The Kremlin's statement came after Russian lawmakers alleged that anti-Russia bias had forced Michael Flynn's ouster as national security adviser. Russian media also dismissed charges of spreading "fake news" in France.
On Tuesday, Kremlin spokesman Dmitry Peskov discussed the resignation of Donald Trump's national security adviser, Michael Flynn, with journalists in Moscow.
"This is the internal business of the Americans," Peskov said. "It is the internal business of President Trump's administration. This is not our business."
Flynn resigned late Monday nightafter admitting that he gave Trump administration officials "incomplete information" about whether he had discussed US sanctions with Russian officials before he took office.
Peskov had previously told the press that the Russian ambassador and Flynn's phone calls had not included conversations on sanctions. However, he refused to comment further on the matter when pressed by reporters on Tuesday.
"We've said everything we want to say," Peskov said.

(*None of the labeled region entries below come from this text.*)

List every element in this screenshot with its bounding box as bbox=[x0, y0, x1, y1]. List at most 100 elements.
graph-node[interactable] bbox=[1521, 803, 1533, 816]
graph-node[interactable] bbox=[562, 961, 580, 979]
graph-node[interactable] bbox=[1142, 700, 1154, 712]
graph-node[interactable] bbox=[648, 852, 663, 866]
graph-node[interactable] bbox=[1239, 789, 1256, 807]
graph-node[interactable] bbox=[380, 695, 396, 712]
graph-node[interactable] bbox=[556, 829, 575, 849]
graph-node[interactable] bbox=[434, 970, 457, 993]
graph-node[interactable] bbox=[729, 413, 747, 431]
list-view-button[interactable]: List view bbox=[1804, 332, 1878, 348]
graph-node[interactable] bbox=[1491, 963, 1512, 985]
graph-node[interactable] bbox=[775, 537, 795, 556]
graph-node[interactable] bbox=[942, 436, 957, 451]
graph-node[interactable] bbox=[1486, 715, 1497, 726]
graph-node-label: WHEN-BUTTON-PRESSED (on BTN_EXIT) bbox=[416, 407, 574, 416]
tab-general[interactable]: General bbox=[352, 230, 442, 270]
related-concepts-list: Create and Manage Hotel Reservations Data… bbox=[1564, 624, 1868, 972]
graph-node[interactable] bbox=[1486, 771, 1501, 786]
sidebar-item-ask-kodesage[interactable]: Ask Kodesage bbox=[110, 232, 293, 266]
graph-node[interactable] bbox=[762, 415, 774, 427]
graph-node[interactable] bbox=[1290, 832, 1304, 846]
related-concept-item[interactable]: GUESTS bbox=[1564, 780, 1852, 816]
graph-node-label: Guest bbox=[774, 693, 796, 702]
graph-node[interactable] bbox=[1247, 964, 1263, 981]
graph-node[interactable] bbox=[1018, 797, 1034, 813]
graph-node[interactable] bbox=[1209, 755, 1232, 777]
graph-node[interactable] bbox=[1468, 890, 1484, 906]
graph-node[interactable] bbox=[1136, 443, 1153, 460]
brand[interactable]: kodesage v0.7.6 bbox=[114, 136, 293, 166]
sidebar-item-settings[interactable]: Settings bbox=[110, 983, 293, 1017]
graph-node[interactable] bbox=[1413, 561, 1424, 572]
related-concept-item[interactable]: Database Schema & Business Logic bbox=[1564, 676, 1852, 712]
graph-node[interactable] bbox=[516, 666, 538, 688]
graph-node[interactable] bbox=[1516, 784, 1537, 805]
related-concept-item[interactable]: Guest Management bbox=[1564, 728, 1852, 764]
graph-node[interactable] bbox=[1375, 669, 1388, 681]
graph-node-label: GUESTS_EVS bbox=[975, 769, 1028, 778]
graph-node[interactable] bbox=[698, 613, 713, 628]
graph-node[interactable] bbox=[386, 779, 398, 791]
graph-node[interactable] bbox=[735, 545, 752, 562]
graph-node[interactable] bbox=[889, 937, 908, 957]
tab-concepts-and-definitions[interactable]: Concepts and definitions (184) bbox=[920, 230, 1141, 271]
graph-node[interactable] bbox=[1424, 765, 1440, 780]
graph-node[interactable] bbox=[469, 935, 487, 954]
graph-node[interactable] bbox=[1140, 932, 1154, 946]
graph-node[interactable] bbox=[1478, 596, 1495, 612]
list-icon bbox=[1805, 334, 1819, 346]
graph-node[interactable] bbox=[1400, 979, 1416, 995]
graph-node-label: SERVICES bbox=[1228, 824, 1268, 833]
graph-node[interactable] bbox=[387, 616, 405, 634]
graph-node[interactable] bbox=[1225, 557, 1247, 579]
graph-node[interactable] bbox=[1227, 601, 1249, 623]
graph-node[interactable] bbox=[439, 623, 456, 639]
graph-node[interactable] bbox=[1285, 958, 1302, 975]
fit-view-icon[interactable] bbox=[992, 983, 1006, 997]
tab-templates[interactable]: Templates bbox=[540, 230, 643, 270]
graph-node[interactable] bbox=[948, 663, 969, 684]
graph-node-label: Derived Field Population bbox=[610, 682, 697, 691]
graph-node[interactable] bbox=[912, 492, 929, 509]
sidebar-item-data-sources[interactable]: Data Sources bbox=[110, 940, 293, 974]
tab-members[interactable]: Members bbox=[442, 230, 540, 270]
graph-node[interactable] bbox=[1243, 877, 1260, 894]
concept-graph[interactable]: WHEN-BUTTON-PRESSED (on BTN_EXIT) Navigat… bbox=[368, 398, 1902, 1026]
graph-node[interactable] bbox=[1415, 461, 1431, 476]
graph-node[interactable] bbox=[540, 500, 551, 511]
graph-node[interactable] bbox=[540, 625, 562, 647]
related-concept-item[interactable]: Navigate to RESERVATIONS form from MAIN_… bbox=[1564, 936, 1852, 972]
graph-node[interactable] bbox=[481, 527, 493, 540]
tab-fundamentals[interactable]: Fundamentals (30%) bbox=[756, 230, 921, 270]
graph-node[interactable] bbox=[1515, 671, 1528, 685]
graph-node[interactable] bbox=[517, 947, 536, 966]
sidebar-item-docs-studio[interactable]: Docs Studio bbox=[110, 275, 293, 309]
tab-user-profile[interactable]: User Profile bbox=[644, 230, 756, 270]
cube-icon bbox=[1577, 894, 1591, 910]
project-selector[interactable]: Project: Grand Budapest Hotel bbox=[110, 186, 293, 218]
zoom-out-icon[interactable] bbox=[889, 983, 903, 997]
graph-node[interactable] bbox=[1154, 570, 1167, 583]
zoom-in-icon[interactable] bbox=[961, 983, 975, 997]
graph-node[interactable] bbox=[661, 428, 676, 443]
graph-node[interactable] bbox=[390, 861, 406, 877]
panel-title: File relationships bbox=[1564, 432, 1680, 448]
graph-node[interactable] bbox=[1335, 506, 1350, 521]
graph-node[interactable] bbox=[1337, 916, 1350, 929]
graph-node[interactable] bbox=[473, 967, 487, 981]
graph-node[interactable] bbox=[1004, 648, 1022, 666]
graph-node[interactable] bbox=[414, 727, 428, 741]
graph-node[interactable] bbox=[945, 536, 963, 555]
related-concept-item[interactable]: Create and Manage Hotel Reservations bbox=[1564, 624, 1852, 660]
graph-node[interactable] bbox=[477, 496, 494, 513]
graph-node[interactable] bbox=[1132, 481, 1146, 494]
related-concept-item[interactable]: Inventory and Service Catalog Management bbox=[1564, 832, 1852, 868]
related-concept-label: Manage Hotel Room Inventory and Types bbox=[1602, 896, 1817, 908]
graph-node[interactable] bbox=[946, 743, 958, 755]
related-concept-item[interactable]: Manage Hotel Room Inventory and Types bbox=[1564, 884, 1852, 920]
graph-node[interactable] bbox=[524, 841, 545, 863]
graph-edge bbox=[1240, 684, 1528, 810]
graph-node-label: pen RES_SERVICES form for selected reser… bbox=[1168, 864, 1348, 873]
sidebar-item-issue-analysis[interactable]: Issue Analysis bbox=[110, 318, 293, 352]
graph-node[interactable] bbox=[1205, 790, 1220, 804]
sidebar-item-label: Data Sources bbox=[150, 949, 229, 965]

A response to other responses
Peskov's comments placing the resignation within the realm of internal American affairs came after various Russian lawmakers insinuated that Flynn had been forcibly ousted in order to damage US-Russian relations.
Reuters reported that Leonid Slutsky, the head of the lower house of parliament's internal affairs committee, told a Russian news agency that "it's obvious that Flynn was forced to write the letter of resignation under a certain amount of pressure."
"The target was Russia-US relations, undermining confidence in the new US administration," Slutsky said. He was one of the first Russian politicians sanctioned by US President Barack Obama in March 2014 just following the unrecognized referendum on Crimea's secession from Ukraine.
Konstantin Kosachev, the chairman of the foreign affairs committee in the upper chamber of the parliament, alluded in a Facebook post to anti-Russian influence on Trump, stating that either "he's been driven into a corner ... or Russophobia has permeated the new administration from top to bottom."
Fake news accusations
Russian media also rejected accusations that they have been spreading "fake news" related to French presidential candidate Emmanuel Macron in order to to influence the upcoming elections. Macron head of the "En Marche" group he founded is the front-running, independent centrist politician.
"It seems that it has become acceptable to level such serious charges at Russia Today without presenting any evidence to substantiate them, as well as to apply this 'fake news' label to any reporting that one might simply find unfavorable," the RT television network said in a statement.
Macron's campaign officials also charged Russian hackers with launching numerous cyberattacks on the campaign's computer system and called on the government to prevent foreign interference in the election campaign.
In an opinion poll published on Tuesday in France, Macron, a former Minister of Economy in the socialist government of Francois Hollande, was forecast to win a second round vote in May for the presidency with 64 percent of the vote to 36 percent for far right leader of the FN, Marine le Pen.
The claims come after US intelligence agencies concluded that Russia conducted cyber attacks during the US presidential election in an attempt to increase Trump's chances of victory. Other European nations with their own national elections on the horizon - notably France and Germany - have been wary of similar attacks being staged.